Green Algae > Charophyceae (Stoneworts)
You should be able to mark the origin of egg retention on Figure 31.6.
Green Algae > Charophyceae (Stoneworts)
You should be able to mark the origin of the simple water-conducting cells and tissues in this moss subgroup on Figure 31.6.
Nonvascular Plants > Bryophtya (Mosses)
You should be able to mark the origin of microphylls on Figure 31.6.
Seedless Vascular Plants > Lycophyta (Lycophytes, or Club Mosses)
After reviewing where leaves and roots originated during land plant evolution (see Figure 31.9), you should be able to mark the loss of leaves an roots in whisk ferns on Figure 31.6.
Seedless Vascular Plants > Psilotophyta (Whish Ferns)
You should be able to mark the evolution of the distinctive fern sporangium on Figure 31.6.
Seedless Vascular Plants > Pteridophyta (Ferns)
You should be able to mark the origin of the distinctive spore elators on Figure 31.6.
Seedless Vascular Plants > Equisetophyta (or Sphenophyta) (Horsetails)
You should be able to mark the origin of the distinctive cycad leaf on Figure 31.6.
Seed Plants > Gymnosperms > Cycadophyta (Cycads)
You should be able to predict how the ongoing and massive loss of plant species and plant communities will affect soils around the world.
Rates of soil formation will decline; rates of soil loss will increase.

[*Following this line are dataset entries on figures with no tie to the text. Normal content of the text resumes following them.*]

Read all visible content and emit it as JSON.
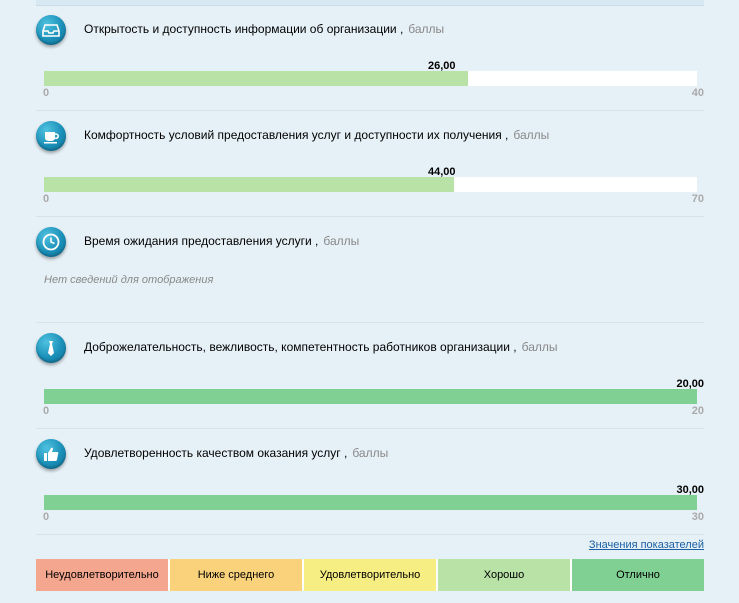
{
  "indicators": [
    {
      "title": "Открытость и доступность информации об организации ,",
      "unit": "баллы",
      "value": "26,00",
      "min": "0",
      "max": "40",
      "fraction": 0.65,
      "icon": "inbox-tray-icon",
      "fill_color": "#b9e3a6"
    },
    {
      "title": "Комфортность условий предоставления услуг и доступности их получения ,",
      "unit": "баллы",
      "value": "44,00",
      "min": "0",
      "max": "70",
      "fraction": 0.6286,
      "icon": "coffee-cup-icon",
      "fill_color": "#b9e3a6"
    },
    {
      "title": "Время ожидания предоставления услуги ,",
      "unit": "баллы",
      "no_data": "Нет сведений для отображения",
      "icon": "clock-icon"
    },
    {
      "title": "Доброжелательность, вежливость, компетентность работников организации ,",
      "unit": "баллы",
      "value": "20,00",
      "min": "0",
      "max": "20",
      "fraction": 1.0,
      "icon": "necktie-icon",
      "fill_color": "#80cf93"
    },
    {
      "title": "Удовлетворенность качеством оказания услуг ,",
      "unit": "баллы",
      "value": "30,00",
      "min": "0",
      "max": "30",
      "fraction": 1.0,
      "icon": "thumbs-up-icon",
      "fill_color": "#80cf93"
    }
  ],
  "legend_link": "Значения показателей",
  "legend": [
    {
      "label": "Неудовлетворительно",
      "color": "#f5a68e"
    },
    {
      "label": "Ниже среднего",
      "color": "#fbd27c"
    },
    {
      "label": "Удовлетворительно",
      "color": "#f7ee83"
    },
    {
      "label": "Хорошо",
      "color": "#b9e3a6"
    },
    {
      "label": "Отлично",
      "color": "#80cf93"
    }
  ]
}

You should be able to describe the synapomorphies that define all green algae and land plants.
All green algae and land plants contain chlorophyll a and b, have similar arrangements of thylakoid membranes, and store starch.
You should be able to discuss (compare and contrast) the advantages and disadvantages of having spores or seeds serve as the dispersal stage in a plant life cycle.
Both spores and seeds have a tough, protective coat, so they can survive while being dispersed to a new location. Seeds have the advantage of carrying a store of nutrients with them -- when a spore germinates, it must makes its own food via photosynthesis right away.